Un putsch et des promesses
Ben Ali n’a qu’à se baisser pour ramasser le pouvoir. A l’annonce de son putsch, il est acclamé par la population, islamistes compris. Il promet pluralisme et démocratisation. Les deux premières années, ses promesses sont tenues. La presse se libéralise, le «changement» est à l’ordre du jour. Mais rapidement vient la confrontation avec les islamistes. Il profite de la période entre l’invasion du Koweït et la guerre du Golfe, en janvier 1991, alors que l’opinion est mobilisée en faveur de Saddam Hussein, pour lancer une répression d’une ampleur inégalée, faisant emprisonner 20 000 à 30 000 membres d’Ennahda, le grand parti islamiste tunisien. L’ensemble de l’intelligentsia de gauche, effrayée par l’irrésistible montée en puissance du FIS en Algérie, se rallie et ne pipe mot. Mais la machine répressive, après avoir broyé les islamistes, s’en prend à toutes les autres forces politiques et associatives.

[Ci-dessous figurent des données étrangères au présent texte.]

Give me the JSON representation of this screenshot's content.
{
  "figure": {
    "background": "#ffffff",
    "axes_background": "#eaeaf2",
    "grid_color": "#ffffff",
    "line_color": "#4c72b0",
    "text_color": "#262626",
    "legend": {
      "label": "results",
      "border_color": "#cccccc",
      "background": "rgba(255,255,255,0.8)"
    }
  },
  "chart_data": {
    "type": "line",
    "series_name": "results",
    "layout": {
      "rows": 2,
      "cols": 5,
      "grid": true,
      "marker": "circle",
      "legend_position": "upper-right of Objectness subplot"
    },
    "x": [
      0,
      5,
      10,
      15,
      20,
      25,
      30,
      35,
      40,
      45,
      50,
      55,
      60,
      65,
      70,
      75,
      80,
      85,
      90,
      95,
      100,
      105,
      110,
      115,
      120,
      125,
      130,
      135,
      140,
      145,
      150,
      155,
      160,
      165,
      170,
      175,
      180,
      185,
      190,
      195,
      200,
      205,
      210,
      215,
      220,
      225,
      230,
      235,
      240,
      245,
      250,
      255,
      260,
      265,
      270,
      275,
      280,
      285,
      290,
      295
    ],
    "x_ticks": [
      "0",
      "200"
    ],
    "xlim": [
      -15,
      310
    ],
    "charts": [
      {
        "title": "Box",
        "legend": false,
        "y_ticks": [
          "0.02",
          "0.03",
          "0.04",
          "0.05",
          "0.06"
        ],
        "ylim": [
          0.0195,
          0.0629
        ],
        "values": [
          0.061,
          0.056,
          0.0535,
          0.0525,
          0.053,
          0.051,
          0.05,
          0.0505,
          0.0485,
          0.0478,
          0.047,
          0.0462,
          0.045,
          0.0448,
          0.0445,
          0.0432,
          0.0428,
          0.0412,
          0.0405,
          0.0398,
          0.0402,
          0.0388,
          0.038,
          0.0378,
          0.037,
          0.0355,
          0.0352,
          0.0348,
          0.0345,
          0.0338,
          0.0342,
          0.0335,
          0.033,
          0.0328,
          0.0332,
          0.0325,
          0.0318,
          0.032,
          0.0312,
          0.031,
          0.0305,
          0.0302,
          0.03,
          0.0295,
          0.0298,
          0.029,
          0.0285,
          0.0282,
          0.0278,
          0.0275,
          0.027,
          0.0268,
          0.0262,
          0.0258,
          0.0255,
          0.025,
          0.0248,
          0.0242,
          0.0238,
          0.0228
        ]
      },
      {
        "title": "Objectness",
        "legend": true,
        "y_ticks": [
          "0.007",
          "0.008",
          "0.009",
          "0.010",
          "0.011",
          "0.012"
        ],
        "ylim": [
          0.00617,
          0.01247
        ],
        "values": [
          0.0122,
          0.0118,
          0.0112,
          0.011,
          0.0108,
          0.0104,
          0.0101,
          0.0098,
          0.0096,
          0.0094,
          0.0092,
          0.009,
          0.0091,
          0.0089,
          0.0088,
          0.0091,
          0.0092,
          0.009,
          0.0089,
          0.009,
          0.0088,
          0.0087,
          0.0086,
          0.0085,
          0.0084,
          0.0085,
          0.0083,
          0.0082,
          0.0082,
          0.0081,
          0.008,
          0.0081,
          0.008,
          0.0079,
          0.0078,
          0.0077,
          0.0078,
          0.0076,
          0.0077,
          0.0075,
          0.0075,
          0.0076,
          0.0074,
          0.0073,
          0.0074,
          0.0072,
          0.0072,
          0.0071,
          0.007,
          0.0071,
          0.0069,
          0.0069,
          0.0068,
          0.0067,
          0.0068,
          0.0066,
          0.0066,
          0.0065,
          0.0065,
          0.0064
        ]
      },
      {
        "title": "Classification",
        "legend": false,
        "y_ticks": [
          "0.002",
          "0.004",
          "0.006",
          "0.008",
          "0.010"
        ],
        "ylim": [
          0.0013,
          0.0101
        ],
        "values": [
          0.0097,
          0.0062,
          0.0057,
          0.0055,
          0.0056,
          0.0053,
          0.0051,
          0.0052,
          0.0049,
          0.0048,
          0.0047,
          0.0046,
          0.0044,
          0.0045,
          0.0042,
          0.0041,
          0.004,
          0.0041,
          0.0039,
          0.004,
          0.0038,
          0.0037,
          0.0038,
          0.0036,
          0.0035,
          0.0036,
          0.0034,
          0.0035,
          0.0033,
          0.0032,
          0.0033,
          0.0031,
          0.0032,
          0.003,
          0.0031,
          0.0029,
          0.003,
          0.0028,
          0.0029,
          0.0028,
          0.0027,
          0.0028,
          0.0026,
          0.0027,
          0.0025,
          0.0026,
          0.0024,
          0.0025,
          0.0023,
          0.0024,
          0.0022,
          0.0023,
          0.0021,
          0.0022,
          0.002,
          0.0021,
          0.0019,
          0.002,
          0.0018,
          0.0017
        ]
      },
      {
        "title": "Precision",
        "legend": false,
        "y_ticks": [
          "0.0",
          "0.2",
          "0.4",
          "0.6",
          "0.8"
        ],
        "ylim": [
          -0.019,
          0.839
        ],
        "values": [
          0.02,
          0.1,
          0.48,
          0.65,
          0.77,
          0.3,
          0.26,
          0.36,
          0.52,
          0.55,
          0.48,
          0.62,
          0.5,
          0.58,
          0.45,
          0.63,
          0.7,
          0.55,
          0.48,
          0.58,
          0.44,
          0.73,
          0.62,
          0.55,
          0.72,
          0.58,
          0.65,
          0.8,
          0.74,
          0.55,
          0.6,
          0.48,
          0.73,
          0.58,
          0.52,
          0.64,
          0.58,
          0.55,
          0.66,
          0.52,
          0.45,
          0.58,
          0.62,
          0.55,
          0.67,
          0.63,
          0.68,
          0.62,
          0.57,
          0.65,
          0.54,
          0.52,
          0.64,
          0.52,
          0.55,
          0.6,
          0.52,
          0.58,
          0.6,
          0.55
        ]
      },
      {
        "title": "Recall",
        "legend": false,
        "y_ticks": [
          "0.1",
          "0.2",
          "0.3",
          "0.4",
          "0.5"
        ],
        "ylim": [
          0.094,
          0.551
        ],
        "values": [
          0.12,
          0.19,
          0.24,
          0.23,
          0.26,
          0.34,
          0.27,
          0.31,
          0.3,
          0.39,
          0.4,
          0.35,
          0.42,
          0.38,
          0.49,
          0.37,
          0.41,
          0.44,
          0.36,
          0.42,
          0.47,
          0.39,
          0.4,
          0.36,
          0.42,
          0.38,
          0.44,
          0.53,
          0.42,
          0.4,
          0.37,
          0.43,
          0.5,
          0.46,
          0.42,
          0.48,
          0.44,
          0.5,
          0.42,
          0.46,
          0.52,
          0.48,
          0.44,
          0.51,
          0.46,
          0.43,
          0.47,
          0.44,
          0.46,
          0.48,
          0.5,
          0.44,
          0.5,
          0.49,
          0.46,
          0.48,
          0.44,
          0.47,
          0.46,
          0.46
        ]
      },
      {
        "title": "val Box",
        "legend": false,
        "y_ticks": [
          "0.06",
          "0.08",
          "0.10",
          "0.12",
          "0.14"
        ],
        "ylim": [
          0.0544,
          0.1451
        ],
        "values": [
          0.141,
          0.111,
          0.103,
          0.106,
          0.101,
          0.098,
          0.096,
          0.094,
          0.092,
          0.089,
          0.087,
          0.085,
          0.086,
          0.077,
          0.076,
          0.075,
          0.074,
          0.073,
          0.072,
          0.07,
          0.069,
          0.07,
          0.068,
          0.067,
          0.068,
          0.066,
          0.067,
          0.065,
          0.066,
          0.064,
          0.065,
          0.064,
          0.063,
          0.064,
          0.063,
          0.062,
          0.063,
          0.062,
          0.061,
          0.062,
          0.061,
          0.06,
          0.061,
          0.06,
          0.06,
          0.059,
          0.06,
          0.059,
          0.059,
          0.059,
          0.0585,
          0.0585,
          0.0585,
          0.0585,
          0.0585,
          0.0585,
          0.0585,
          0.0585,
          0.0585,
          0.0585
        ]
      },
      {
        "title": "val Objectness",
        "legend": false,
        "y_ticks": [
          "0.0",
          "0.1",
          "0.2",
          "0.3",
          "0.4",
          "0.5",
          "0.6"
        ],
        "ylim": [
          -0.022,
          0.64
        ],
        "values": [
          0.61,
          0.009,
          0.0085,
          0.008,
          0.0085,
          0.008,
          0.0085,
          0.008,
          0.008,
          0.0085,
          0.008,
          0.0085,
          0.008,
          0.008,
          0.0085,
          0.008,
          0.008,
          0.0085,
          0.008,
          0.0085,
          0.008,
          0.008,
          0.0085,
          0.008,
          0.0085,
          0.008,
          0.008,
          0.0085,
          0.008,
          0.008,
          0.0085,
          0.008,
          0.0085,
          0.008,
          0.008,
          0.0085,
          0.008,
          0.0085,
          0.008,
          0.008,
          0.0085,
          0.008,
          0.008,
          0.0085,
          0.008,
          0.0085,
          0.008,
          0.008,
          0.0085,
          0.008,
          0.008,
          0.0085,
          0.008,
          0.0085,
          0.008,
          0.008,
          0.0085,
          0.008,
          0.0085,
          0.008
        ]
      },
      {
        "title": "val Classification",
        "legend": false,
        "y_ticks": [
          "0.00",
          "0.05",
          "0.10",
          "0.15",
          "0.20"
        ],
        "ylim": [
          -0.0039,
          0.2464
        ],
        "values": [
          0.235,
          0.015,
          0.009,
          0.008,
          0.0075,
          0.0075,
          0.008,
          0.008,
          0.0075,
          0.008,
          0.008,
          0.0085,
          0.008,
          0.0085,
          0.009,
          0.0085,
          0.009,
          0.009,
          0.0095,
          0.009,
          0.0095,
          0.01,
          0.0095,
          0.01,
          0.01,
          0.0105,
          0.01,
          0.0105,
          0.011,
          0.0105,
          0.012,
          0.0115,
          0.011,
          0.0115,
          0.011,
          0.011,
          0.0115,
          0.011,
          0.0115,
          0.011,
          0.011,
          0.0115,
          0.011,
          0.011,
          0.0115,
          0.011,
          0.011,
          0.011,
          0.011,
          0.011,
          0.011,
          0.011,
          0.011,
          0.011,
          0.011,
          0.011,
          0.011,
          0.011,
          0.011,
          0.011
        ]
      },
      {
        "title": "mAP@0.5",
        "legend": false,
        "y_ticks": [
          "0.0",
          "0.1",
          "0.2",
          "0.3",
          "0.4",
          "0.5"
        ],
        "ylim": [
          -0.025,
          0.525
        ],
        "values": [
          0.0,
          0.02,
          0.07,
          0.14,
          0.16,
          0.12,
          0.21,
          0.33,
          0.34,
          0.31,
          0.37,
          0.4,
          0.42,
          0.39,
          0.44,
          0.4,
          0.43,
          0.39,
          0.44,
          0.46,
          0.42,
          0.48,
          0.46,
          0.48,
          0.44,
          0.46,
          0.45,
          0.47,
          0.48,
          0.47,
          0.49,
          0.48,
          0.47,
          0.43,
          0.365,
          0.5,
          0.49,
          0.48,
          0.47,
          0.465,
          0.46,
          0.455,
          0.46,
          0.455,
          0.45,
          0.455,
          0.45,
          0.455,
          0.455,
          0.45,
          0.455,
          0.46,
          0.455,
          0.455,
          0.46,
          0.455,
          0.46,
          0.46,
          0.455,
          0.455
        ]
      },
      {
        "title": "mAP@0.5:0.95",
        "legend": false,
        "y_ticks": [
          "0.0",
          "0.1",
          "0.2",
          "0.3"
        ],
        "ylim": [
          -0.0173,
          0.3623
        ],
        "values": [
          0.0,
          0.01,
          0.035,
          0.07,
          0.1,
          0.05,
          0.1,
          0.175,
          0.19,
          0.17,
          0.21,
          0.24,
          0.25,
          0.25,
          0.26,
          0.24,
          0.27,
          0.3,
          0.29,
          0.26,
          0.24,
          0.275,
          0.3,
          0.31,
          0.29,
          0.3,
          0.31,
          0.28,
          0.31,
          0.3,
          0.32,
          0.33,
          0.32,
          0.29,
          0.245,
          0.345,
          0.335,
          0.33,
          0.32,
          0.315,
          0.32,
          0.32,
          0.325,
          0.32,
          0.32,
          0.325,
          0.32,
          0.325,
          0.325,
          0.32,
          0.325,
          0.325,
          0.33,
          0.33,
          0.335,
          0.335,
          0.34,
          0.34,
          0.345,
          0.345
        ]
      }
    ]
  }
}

Sur le plan économique, le régime enregistre des succès. Il est le premier à signer un accord d’association avec l’UE, se lance dans un effort sans précédent pour mettre à niveau son économie. Les investisseurs européens apprécient ce pays calme, où la main-d’œuvre est bien formée et bon marché. Ben Ali se garantit le soutien de la classe moyenne en imposant au patronat une hausse régulière du salaire minimum. Le crédit à la consommation est favorisé. Un fonds aux relents paternalistes est créé pour développer les zones rurales. Le tourisme low-cost est développé à outrance.
Mais l’étouffement sans précédent des libertés, la censure de la presse et d’Internet prennent, à partir des années 2000, un tour insupportable dans un pays où le pouvoir pousse de plus en plus de jeunes à poursuivre leurs études jusqu’au bac et au-delà.
Un pays sous contrôle
Toute la population est surveillée, embrigadée. Le ministère de l’Intérieur emploie jusqu’à 100 000 personnes (1 Tunisien sur 100), le parti au pouvoir, le RCD, compte 1 million de membres (1 sur 10). Les critiques sur le manque de démocratie sont sans cesse repoussées au nom du soi-disant manque de maturité du peuple. Une logorrhée incompréhensible à la gloire du développement, des droits de l’homme et de la démocratie «apaisée» envahit la vie quotidienne des Tunisiens. Le «changement» et le chiffre 7 - faisant référence au coup d’Etat de novembre 1987 - font l’objet d’une propagande quasi incantatoire à coup de formules absconses. Le régime Ben Ali invente une «novlangue» orwellienne.
La crise économique européenne et la fin de l’accord multifibre mettent à mal le modèle. Surtout, Ben Ali fait sauter tous les verrous empêchant une «présidence à vie» qu’il avait promis de ne pas exercer en 1987. Malgré les rumeurs de cancer de la prostate, il fait sauter la limite du troisième mandat, se fait réélire à un quatrième puis un cinquième avec des scores dépassant les 90%. Enfin, l’avidité de la famille de sa seconde femme, Leila Trabelsi, et de ses gendres achèvent d’insupporter les Tunisiens ainsi que les businessmen, qui ne peuvent plus faire d’affaires sans se voir ponctionner ou carrément déposséder. Au point que les diplomates américains parlent dans leurs télégrammes, révélés par WikiLeaks, d’un Etat «quasi-mafieux». La débandade de ses proches semble avoir précipité la chute d’un tyran malade et isolé, otage consentant d’une mafia insatiable.